I first read 'Jonah' over twenty years ago, partly because it may be considered the Sydney-based equivalent to my all time favourite Australian book, 'The Songs of the Sentimental Bloke' (written by C.J. Dennis and set in Melbourne). After revisiting this novel I am blown away by how good Stone's writing is. There is an economy and vividness in his prose which evokes early 1900's working class Sydney in a way that both reminds me yet also surpasses someone like Dickens, who also wrote of the urban poor (admittedly in another country several decades before hand). Whilst there are moments that are mawkish, and the plot may be accused of being somewhat contrived, 'Jonah' has a truth that only comes from a unified vision of art and real world knowledge.

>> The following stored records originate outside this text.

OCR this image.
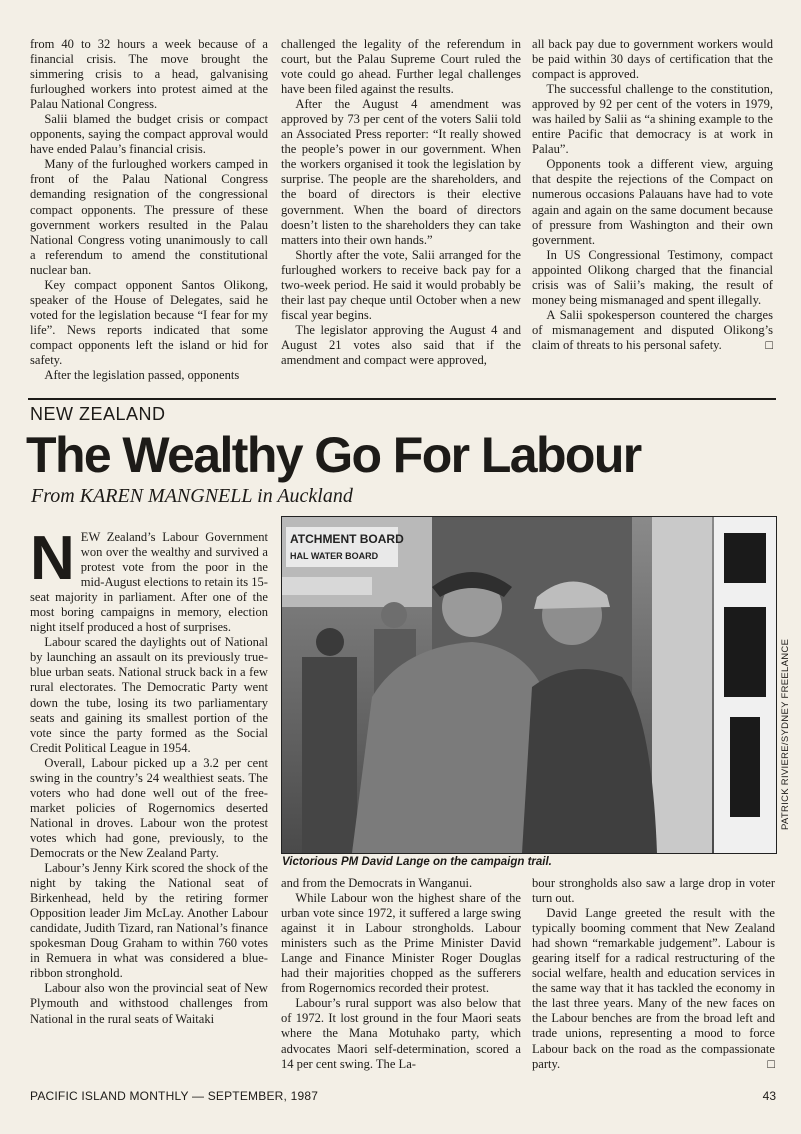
from 40 to 32 hours a week because of a financial crisis. The move brought the simmering crisis to a head, galvanising furloughed workers into protest aimed at the Palau National Congress.

Salii blamed the budget crisis or compact opponents, saying the compact approval would have ended Palau’s financial crisis.

Many of the furloughed workers camped in front of the Palau National Congress demanding resignation of the congressional compact opponents. The pressure of these government workers resulted in the Palau National Congress voting unanimously to call a referendum to amend the constitutional nuclear ban.

Key compact opponent Santos Olikong, speaker of the House of Delegates, said he voted for the legislation because “I fear for my life”. News reports indicated that some compact opponents left the island or hid for safety.

After the legislation passed, opponents

challenged the legality of the referendum in court, but the Palau Supreme Court ruled the vote could go ahead. Further legal challenges have been filed against the results.

After the August 4 amendment was approved by 73 per cent of the voters Salii told an Associated Press reporter: “It really showed the people’s power in our government. When the workers organised it took the legislation by surprise. The people are the shareholders, and the board of directors is their elective government. When the board of directors doesn’t listen to the shareholders they can take matters into their own hands.”

Shortly after the vote, Salii arranged for the furloughed workers to receive back pay for a two-week period. He said it would probably be their last pay cheque until October when a new fiscal year begins.

The legislator approving the August 4 and August 21 votes also said that if the amendment and compact were approved,

all back pay due to government workers would be paid within 30 days of certification that the compact is approved.

The successful challenge to the constitution, approved by 92 per cent of the voters in 1979, was hailed by Salii as “a shining example to the entire Pacific that democracy is at work in Palau”.

Opponents took a different view, arguing that despite the rejections of the Compact on numerous occasions Palauans have had to vote again and again on the same document because of pressure from Washington and their own government.

In US Congressional Testimony, compact appointed Olikong charged that the financial crisis was of Salii’s making, the result of money being mismanaged and spent illegally.

A Salii spokesperson countered the charges of mismanagement and disputed Olikong’s claim of threats to his personal safety.	□

NEW ZEALAND
The Wealthy Go For Labour
From KAREN MANGNELL in Auckland

NEW Zealand’s Labour Government won over the wealthy and survived a protest vote from the poor in the mid-August elections to retain its 15-seat majority in parliament. After one of the most boring campaigns in memory, election night itself produced a host of surprises.

Labour scared the daylights out of National by launching an assault on its previously true-blue urban seats. National struck back in a few rural electorates. The Democratic Party went down the tube, losing its two parliamentary seats and gaining its smallest portion of the vote since the party formed as the Social Credit Political League in 1954.

Overall, Labour picked up a 3.2 per cent swing in the country’s 24 wealthiest seats. The voters who had done well out of the free-market policies of Rogernomics deserted National in droves. Labour won the protest votes which had gone, previously, to the Democrats or the New Zealand Party.

Labour’s Jenny Kirk scored the shock of the night by taking the National seat of Birkenhead, held by the retiring former Opposition leader Jim McLay. Another Labour candidate, Judith Tizard, ran National’s finance spokesman Doug Graham to within 760 votes in Remuera in what was considered a blue-ribbon stronghold.

Labour also won the provincial seat of New Plymouth and withstood challenges from National in the rural seats of Waitaki

and from the Democrats in Wanganui.

While Labour won the highest share of the urban vote since 1972, it suffered a large swing against it in Labour strongholds. Labour ministers such as the Prime Minister David Lange and Finance Minister Roger Douglas had their majorities chopped as the sufferers from Rogernomics recorded their protest.

Labour’s rural support was also below that of 1972. It lost ground in the four Maori seats where the Mana Motuhako party, which advocates Maori self-determination, scored a 14 per cent swing. The La-

bour strongholds also saw a large drop in voter turn out.

David Lange greeted the result with the typically booming comment that New Zealand had shown “remarkable judgement”. Labour is gearing itself for a radical restructuring of the social welfare, health and education services in the same way that it has tackled the economy in the last three years. Many of the new faces on the Labour benches are from the broad left and trade unions, representing a mood to force Labour back on the road as the compassionate party.	□

ATCHMENT BOARD
HAL WATER BOARD
PATRICK RIVIERE/SYDNEY FREELANCE
Victorious PM David Lange on the campaign trail.
PACIFIC ISLAND MONTHLY — SEPTEMBER, 1987	43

In some respects a novel of social mobility and class, 'Jonah' is redolent with the universal social justice issues of urban poverty. Crime and associated delinquency, the debilitating effects of drink or poor diet, the struggle for human dignity to escape one's dire situation, the vanity of living above one's station...all are examined one way or another in Stone's novel. Love does have a redemptive role, though not necessarily for the eponymous protagonist of the book. However character is the ultimate tool to escape the poverty in Jonah's world (sometimes assisted with a hint of luck). Jonah, Chook, Pinky and Mrs Yabsley rise above their circumstances because ultimately they have a willpower and a capacity to love that goes beyond their poverty and/or their socialisation. Others, such as Ada and Clara fall into more loathsome vicissitudes associated with being poor because they cannot exert themselves emotionally or morally to meet their individual challenges.
I have given this novel 5 stars because I honestly believe it is the first best novel in Australia that deals with urban life in this country. Whilst I have not read later books within a similar thematic environment, such as 'Poor Man's Orange', I suspect 'Jonah' sets the standard and the paradigm by which following Australian urban novels must be judged by.